Но сомнений быть не могло никаких — это был Киселек! Хотя в этом исхудавшем, облезшем и грязном коте не было почти ничего общего с тем красавцем, что жил у нас семь лет назад.
       И, все-таки, это был он. Та же поза, лапки и мордочка на перекладине табуретки, то же короткое "м-р-р" при виде бабушки.
       — Господи, святы, что ж это делается? Киселек, родненький, да ты ли это?! — бабушка наклонилась пониже.
       — Господи, да что ж с тобой такое сделалось? До чего ж ты довел себя! В чем душа держится? Уж мы все изгоревались, думали, сгинул где-то. А ты живой и вернулся... Простил, значит, деда-то? Умница, мой болезный! Ох, спасибо тебе, котик родненький! Ой, спасибо, огромное! Дед мой уж убивался, убивался... Больше месяца зверь-зверем ходил, не подступись. Все тебя ждал, надеялся. А
как понял, что не вернешься, запил и пил с понедельника до понедельника. Потом, правда, присмирел, затих. Вот радость-то, вот счастье! До сих пор ведь себя казнит, забыть не может. Я уж его подговаривала нового кота за¬-
вести, а он ни в какую, так и не позволил.
       — Нету Киселька, — говорит, — другого не надо... Ну теперь славно, славно, что вернулся. Простил, значит.
       Бабушка открыла дверь и позвала деда с улицы, где он возился с рассадой:
       — Иди-ка в дом, старый. Чуешь? Ты слухай, чого тоби кажуть.
       Дед опустился на колени перед табуреткой и заплакал. Плакал он по-мужски беззвучно, опустив голову чуть ли не к полу, и только обильные слезы текли по его изрезанным морщинами впалым щекам. Потом он взял больного кота в свои руки, прижал его к груди и, отвернувшись к окошку, долго так стоял, не поворачиваясь к нам лицом.
       — Пусти-ка, кота, старый, — через некоторое время окликнула его бабушка, — нехай трошки молока поисть. Мабудь, вин голодный.
Дед, словно очнувшись, осторожно опустил кота пе¬ред блюдечком с молоком.
       — Ну поишь, поишь, котику, — дед погладил его по спине. Однако Киселек отвернулся от блюдца с молоком, как-то особенно долго, почти по-человечьи, посмотрел на деда, ткнулся ему носом в ботинок, потерся об штанину и
тяжело, вроде бы даже пошатываясь, побрел на свое место и там залег в любимой позе. К пище он в тот вечер так и не притронулся, а на утро домашние нашли его под табуреткой мертвым.

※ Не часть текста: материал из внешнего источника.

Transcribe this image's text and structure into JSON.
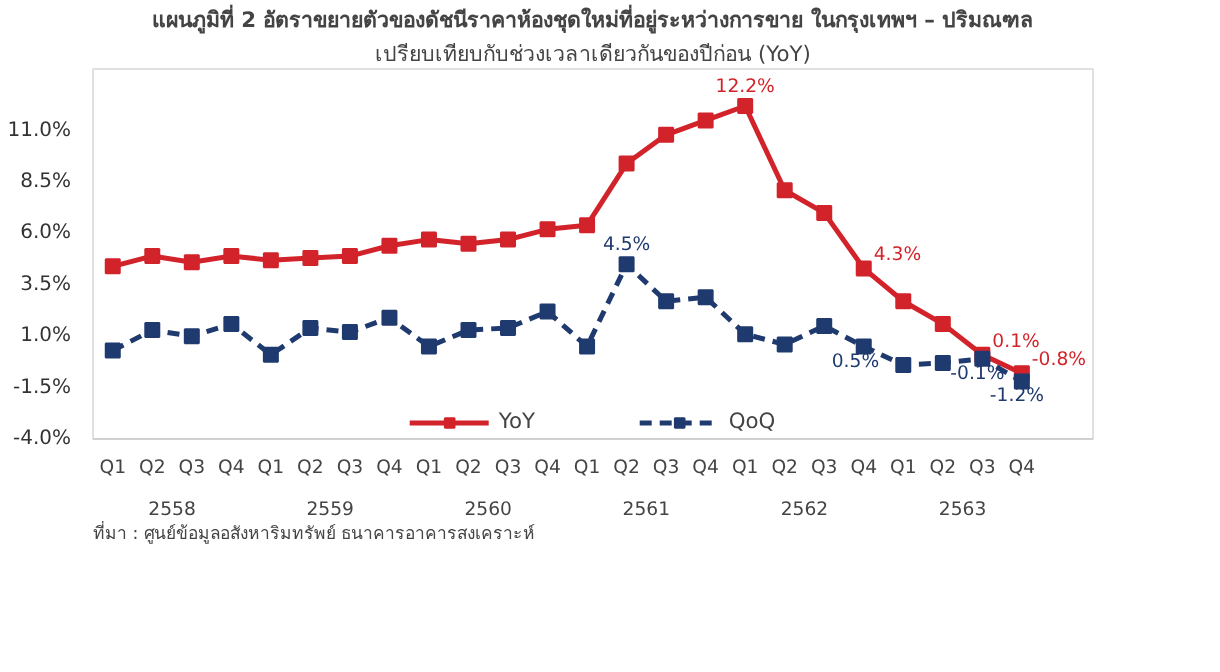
{
  "chart_data": {
    "type": "line",
    "title": "แผนภูมิที่ 2 อัตราขยายตัวของดัชนีราคาห้องชุดใหม่ที่อยู่ระหว่างการขาย ในกรุงเทพฯ – ปริมณฑล",
    "subtitle": "เปรียบเทียบกับช่วงเวลาเดียวกันของปีก่อน (YoY)",
    "categories": [
      "Q1",
      "Q2",
      "Q3",
      "Q4",
      "Q1",
      "Q2",
      "Q3",
      "Q4",
      "Q1",
      "Q2",
      "Q3",
      "Q4",
      "Q1",
      "Q2",
      "Q3",
      "Q4",
      "Q1",
      "Q2",
      "Q3",
      "Q4",
      "Q1",
      "Q2",
      "Q3",
      "Q4"
    ],
    "annotations": [
      "2558",
      "2559",
      "2560",
      "2561",
      "2562",
      "2563",
      "ที่มา : ศูนย์ข้อมูลอสังหาริมทรัพย์ ธนาคารอาคารสงเคราะห์"
    ],
    "series": [
      {
        "name": "YoY",
        "color": "#d2232a",
        "line_style": "solid",
        "values": [
          4.4,
          4.9,
          4.6,
          4.9,
          4.7,
          4.8,
          4.9,
          5.4,
          5.7,
          5.5,
          5.7,
          6.2,
          6.4,
          9.4,
          10.8,
          11.5,
          12.2,
          8.1,
          7.0,
          4.3,
          2.7,
          1.6,
          0.1,
          -0.8
        ],
        "value_labels": [
          null,
          null,
          null,
          null,
          null,
          null,
          null,
          null,
          null,
          null,
          null,
          null,
          null,
          null,
          null,
          null,
          "12.2%",
          null,
          null,
          "4.3%",
          null,
          null,
          "0.1%",
          "-0.8%"
        ]
      },
      {
        "name": "QoQ",
        "color": "#1f3a6e",
        "line_style": "dashed",
        "values": [
          0.3,
          1.3,
          1.0,
          1.6,
          0.1,
          1.4,
          1.2,
          1.9,
          0.5,
          1.3,
          1.4,
          2.2,
          0.5,
          4.5,
          2.7,
          2.9,
          1.1,
          0.6,
          1.5,
          0.5,
          -0.4,
          -0.3,
          -0.1,
          -1.2
        ],
        "value_labels": [
          null,
          null,
          null,
          null,
          null,
          null,
          null,
          null,
          null,
          null,
          null,
          null,
          null,
          "4.5%",
          null,
          null,
          null,
          null,
          null,
          "0.5%",
          null,
          null,
          "-0.1%",
          "-1.2%"
        ]
      }
    ],
    "ylim": [
      -4,
      14
    ],
    "yticks": [
      {
        "value": -4,
        "label": "-4.0%"
      },
      {
        "value": -1.5,
        "label": "-1.5%"
      },
      {
        "value": 1,
        "label": "1.0%"
      },
      {
        "value": 3.5,
        "label": "3.5%"
      },
      {
        "value": 6,
        "label": "6.0%"
      },
      {
        "value": 8.5,
        "label": "8.5%"
      },
      {
        "value": 11,
        "label": "11.0%"
      }
    ],
    "grid": false,
    "legend": "bottom",
    "marker": "square"
  }
}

       Знающие люди говорят, что всяческое зверье, чувствуя приближение неминуемой смерти, покидает обжитые многими годами родные места и забирается в непроходимые дебри, чтобы там встретить ее в одиночестве.

На этот раз все было иначе.

Эти невыдуманные истории случились в пору моего, теперь уже далекого, детства. Но до сих пор, вспоминая их, я ощущаю в себе странное чувство, будто все это произошло недавно, может быть, даже вчера.